Everyone who has had occasion to come in contact with numbers of people of different classes, as have all shoe salesmen, has been impressed with the fact that men of affairs, those who are successful and those who are most highly regarded, are invariably well groomed. They have hands that are well-kept; not necessarily dainty, soft hands that look as though they had never been used, but regular man’s hands capable of doing an honest day’s work. The nails are clipped and they are clean, but if they shine too much we might get the impression that he spends too much time in the manicurist’s chair.

The successful man always has clean shoes, and of course, a clean collar. He makes a special point, as part of his daily program, to watch these things carefully. He knows that they are important because they are noticed by everyone he meets, and he cannot afford to run the risk of losing a point because of a false impression given by slovenly appearance. We give more credit to a person of good personal appearance, because we naturally associate the quality of their work with the kind of care they give themselves.

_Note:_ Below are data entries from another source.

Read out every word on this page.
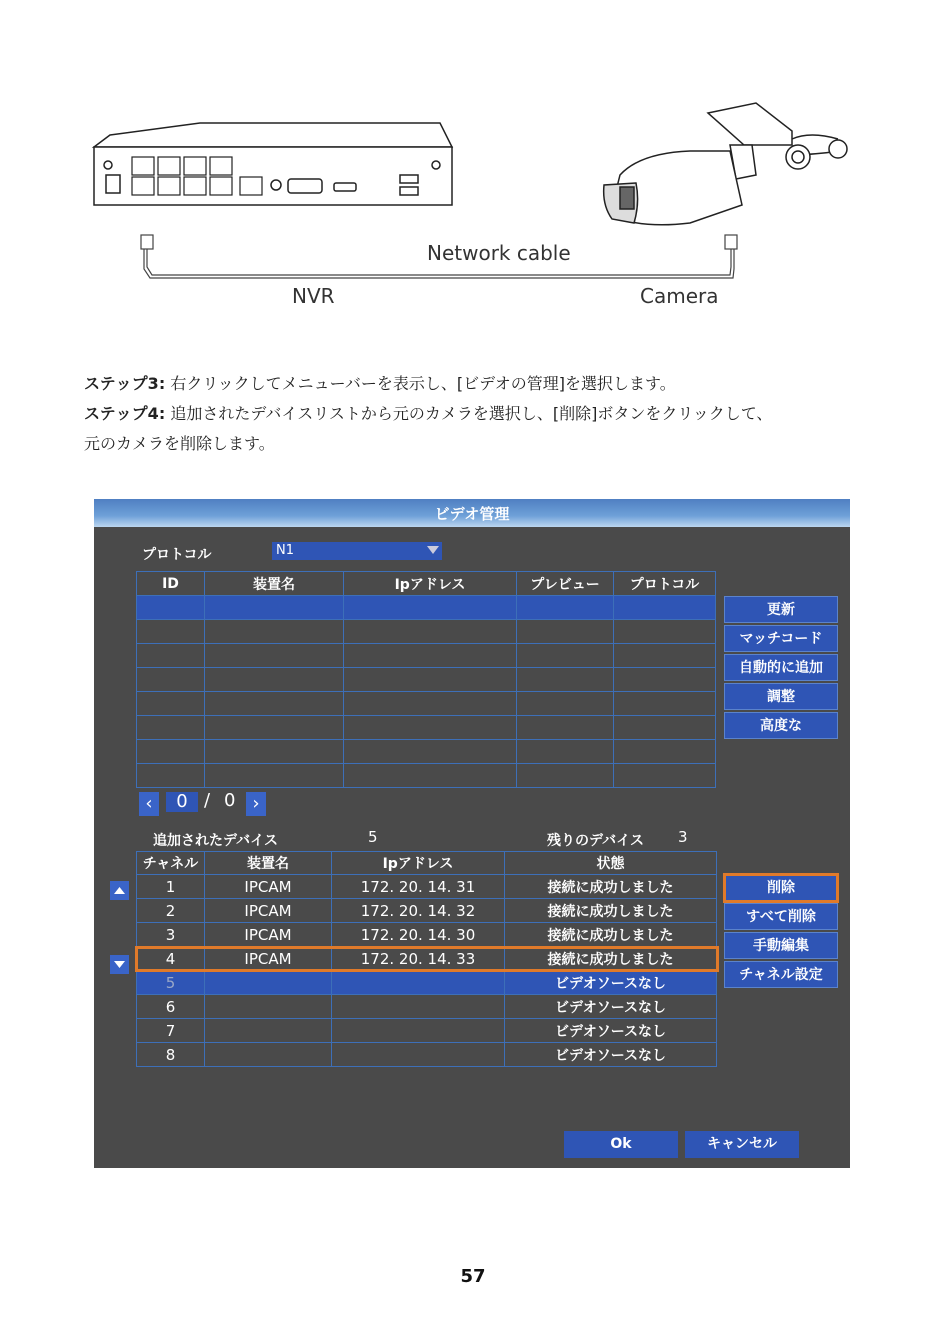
Network cable
NVR	Camera
ステップ3: 右クリックしてメニューバーを表示し、[ビデオの管理]を選択します。
ステップ4: 追加されたデバイスリストから元のカメラを選択し、[削除]ボタンをクリックして、
元のカメラを削除します。
ビデオ管理
プロトコル	N1
ID	装置名	Ipアドレス	プレビュー	プロトコル

更新
マッチコード
自動的に追加
調整
高度な
‹	0 / 0 ›
追加されたデバイス	5	残りのデバイス 3
チャネル	装置名	Ipアドレス	状態
1	IPCAM	172. 20. 14. 31	接続に成功しました
2	IPCAM	172. 20. 14. 32	接続に成功しました
3	IPCAM	172. 20. 14. 30	接続に成功しました
4	IPCAM	172. 20. 14. 33	接続に成功しました
5			ビデオソースなし
6			ビデオソースなし
7			ビデオソースなし
8			ビデオソースなし
削除
すべて削除
手動編集
チャネル設定
Ok	キャンセル
57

A successful business man from the West recently attended a play in New York in which one of the leading parts was that of a young, aggressive business man not yet thirty years of age. The part was played well; the man was well groomed but not overdressed. He looked every inch the American man of affairs. The business man, who happened at the time to be in New York to engage a sales manager for his company, later remarked that the part played was the exact type of man needed in his business. In other words, he had in his mind the picture of the man needed and, relying on his past experience, he associated ability with the man’s own respect for himself as shown by his appearance.